Dewani's defence team was applying to Deputy Judge Jeanette Traverso to discharge Dewani in terms of section 174 of the Criminal Procedure Act.

The defence and the State filed heads of argument last week.

Section 174 of the Criminal Procedure Act provides that if at the close of the prosecution's case the court believes there is no evidence that the accused committed the offence, it may return a verdict of not guilty.

The State closed its case a week ago.

Dewani is on trial for allegedly plotting with Tongo and others to kill his wife Anni while they were on honeymoon in Cape Town in November 2010.

He has pleaded not guilty to charges including kidnapping, murder and defeating the ends of justice.

He claims the couple was hijacked while Tongo drove them through Gugulethu in his minibus on Saturday, 13 November 2010.

Helicopter trip

He was released unharmed and Anni was driven away. She was found shot dead in the abandoned minibus in Khayelitsha the next morning.

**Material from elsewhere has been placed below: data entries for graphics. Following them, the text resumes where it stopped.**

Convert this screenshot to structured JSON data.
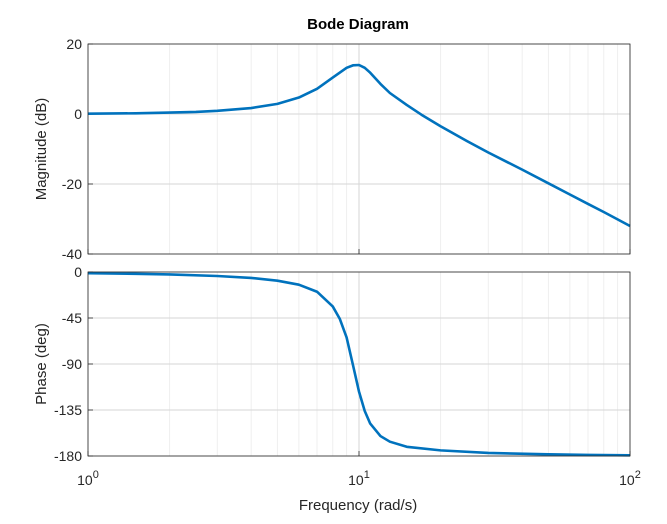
{
  "chart_data": {
    "type": "line",
    "title": "Bode Diagram",
    "xlabel": "Frequency  (rad/s)",
    "x_scale": "log",
    "xlim": [
      1,
      100
    ],
    "x_ticks": [
      {
        "value": 1,
        "base": "10",
        "exp": "0"
      },
      {
        "value": 10,
        "base": "10",
        "exp": "1"
      },
      {
        "value": 100,
        "base": "10",
        "exp": "2"
      }
    ],
    "grid": true,
    "line_color": "#0072BD",
    "panels": [
      {
        "name": "magnitude",
        "ylabel": "Magnitude (dB)",
        "ylim": [
          -40,
          20
        ],
        "y_ticks": [
          "20",
          "0",
          "-20",
          "-40"
        ],
        "x": [
          1,
          1.5,
          2,
          2.5,
          3,
          4,
          5,
          6,
          7,
          8,
          9,
          9.5,
          10,
          10.5,
          11,
          12,
          13,
          15,
          17,
          20,
          25,
          30,
          40,
          50,
          60,
          70,
          80,
          90,
          100
        ],
        "values": [
          0.1,
          0.2,
          0.4,
          0.6,
          0.9,
          1.7,
          2.9,
          4.7,
          7.2,
          10.4,
          13.2,
          13.9,
          14.0,
          13.2,
          11.8,
          8.6,
          6.0,
          2.6,
          -0.2,
          -3.5,
          -7.7,
          -11.0,
          -15.9,
          -19.8,
          -23.0,
          -25.7,
          -28.0,
          -30.1,
          -32.0
        ]
      },
      {
        "name": "phase",
        "ylabel": "Phase (deg)",
        "ylim": [
          -180,
          0
        ],
        "y_ticks": [
          "0",
          "-45",
          "-90",
          "-135",
          "-180"
        ],
        "x": [
          1,
          1.5,
          2,
          3,
          4,
          5,
          6,
          7,
          8,
          8.5,
          9,
          9.5,
          10,
          10.5,
          11,
          12,
          13,
          15,
          20,
          30,
          50,
          70,
          100
        ],
        "values": [
          -1.2,
          -1.8,
          -2.4,
          -3.9,
          -5.8,
          -8.5,
          -12.4,
          -19.3,
          -33.7,
          -46.0,
          -64.0,
          -91.0,
          -117.0,
          -136.0,
          -148.3,
          -160.5,
          -166.0,
          -171.0,
          -174.5,
          -177.0,
          -178.4,
          -179.0,
          -179.3
        ]
      }
    ]
  }
}
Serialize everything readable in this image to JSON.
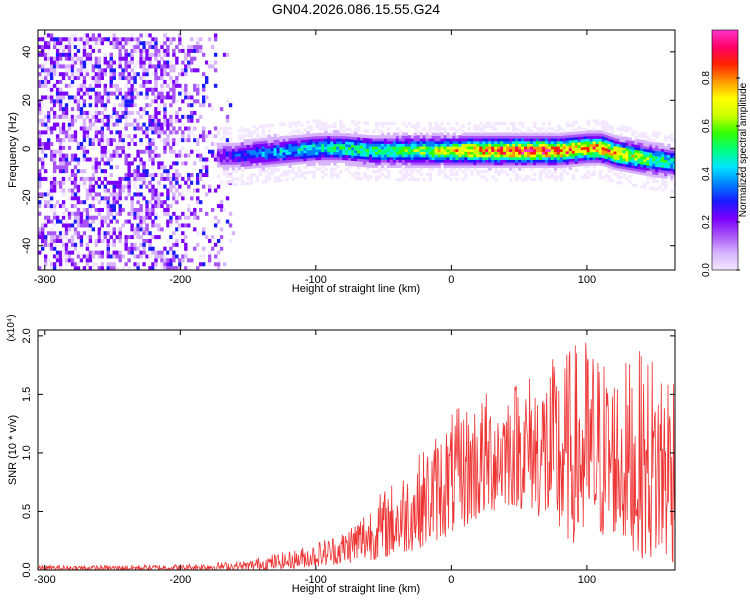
{
  "title": "GN04.2026.086.15.55.G24",
  "chart_data": [
    {
      "type": "heatmap",
      "xlabel": "Height of straight line (km)",
      "ylabel": "Frequency (Hz)",
      "xlim": [
        -305,
        165
      ],
      "ylim": [
        -50,
        49
      ],
      "xticks": [
        -300,
        -200,
        -100,
        0,
        100
      ],
      "yticks": [
        -40,
        -20,
        0,
        20,
        40
      ],
      "colorbar": {
        "label": "Normalized spectral amplitude",
        "range": [
          0,
          1
        ],
        "ticks": [
          "0.0",
          "0.2",
          "0.4",
          "0.6",
          "0.8"
        ],
        "colors": [
          "#f3e8ff",
          "#d8b4fe",
          "#a855f7",
          "#7c00ff",
          "#1a1aff",
          "#0080ff",
          "#00e5ff",
          "#00ff80",
          "#33ff00",
          "#ccff00",
          "#ffff00",
          "#ff9900",
          "#ff2200",
          "#ff0066",
          "#ff33cc"
        ]
      },
      "signal_track": {
        "x": [
          -175,
          -160,
          -140,
          -120,
          -100,
          -80,
          -60,
          -40,
          -20,
          0,
          20,
          40,
          60,
          80,
          100,
          110,
          120,
          130,
          140,
          150,
          165
        ],
        "center_freq": [
          -2,
          -2,
          -1,
          0,
          1,
          1,
          0,
          0,
          0,
          0,
          0,
          0,
          0,
          0,
          1,
          1,
          -1,
          -2,
          -3,
          -4,
          -5
        ],
        "peak_amplitude": [
          0.2,
          0.3,
          0.4,
          0.45,
          0.5,
          0.55,
          0.55,
          0.6,
          0.65,
          0.75,
          0.85,
          0.92,
          0.97,
          0.9,
          0.85,
          0.9,
          0.8,
          0.75,
          0.7,
          0.6,
          0.5
        ]
      }
    },
    {
      "type": "line",
      "xlabel": "Height of straight line (km)",
      "ylabel": "SNR (10 * v/v)",
      "yscale_label": "(x10⁴)",
      "xlim": [
        -305,
        165
      ],
      "ylim": [
        0,
        2.05
      ],
      "xticks": [
        -300,
        -200,
        -100,
        0,
        100
      ],
      "yticks": [
        "0.0",
        "0.5",
        "1.0",
        "1.5",
        "2.0"
      ],
      "series_color": "#ee3333",
      "envelope": {
        "x": [
          -305,
          -250,
          -200,
          -150,
          -140,
          -120,
          -100,
          -80,
          -60,
          -40,
          -20,
          0,
          20,
          40,
          60,
          80,
          100,
          120,
          140,
          165
        ],
        "upper": [
          0.04,
          0.04,
          0.05,
          0.08,
          0.12,
          0.16,
          0.24,
          0.34,
          0.58,
          0.8,
          1.05,
          1.35,
          1.5,
          1.62,
          1.72,
          1.85,
          2.02,
          1.75,
          1.88,
          1.9
        ],
        "lower": [
          0.0,
          0.0,
          0.0,
          0.0,
          0.0,
          0.01,
          0.03,
          0.05,
          0.08,
          0.12,
          0.2,
          0.3,
          0.42,
          0.55,
          0.5,
          0.25,
          0.2,
          0.3,
          0.1,
          0.05
        ]
      }
    }
  ]
}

The State alleges he conspired with others to stage the hijacking, for which he paid R15 000.

He maintains that Tongo helped him organise a surprise helicopter trip for Anni for R15 000.

Tongo is serving an 18-year jail term and Mziwamadoda Qwabe, a 25-year jail term. Xolile Mngeni was serving life in jail for firing the shot that killed Anni, but died in prison from a brain tumour on 18 October.

Mbolombo was granted immunity from prosecution on two charges during Mngeni's trial but was warned he faced possible prosecution on various charges if he did not testify truthfully during Dewani's trial.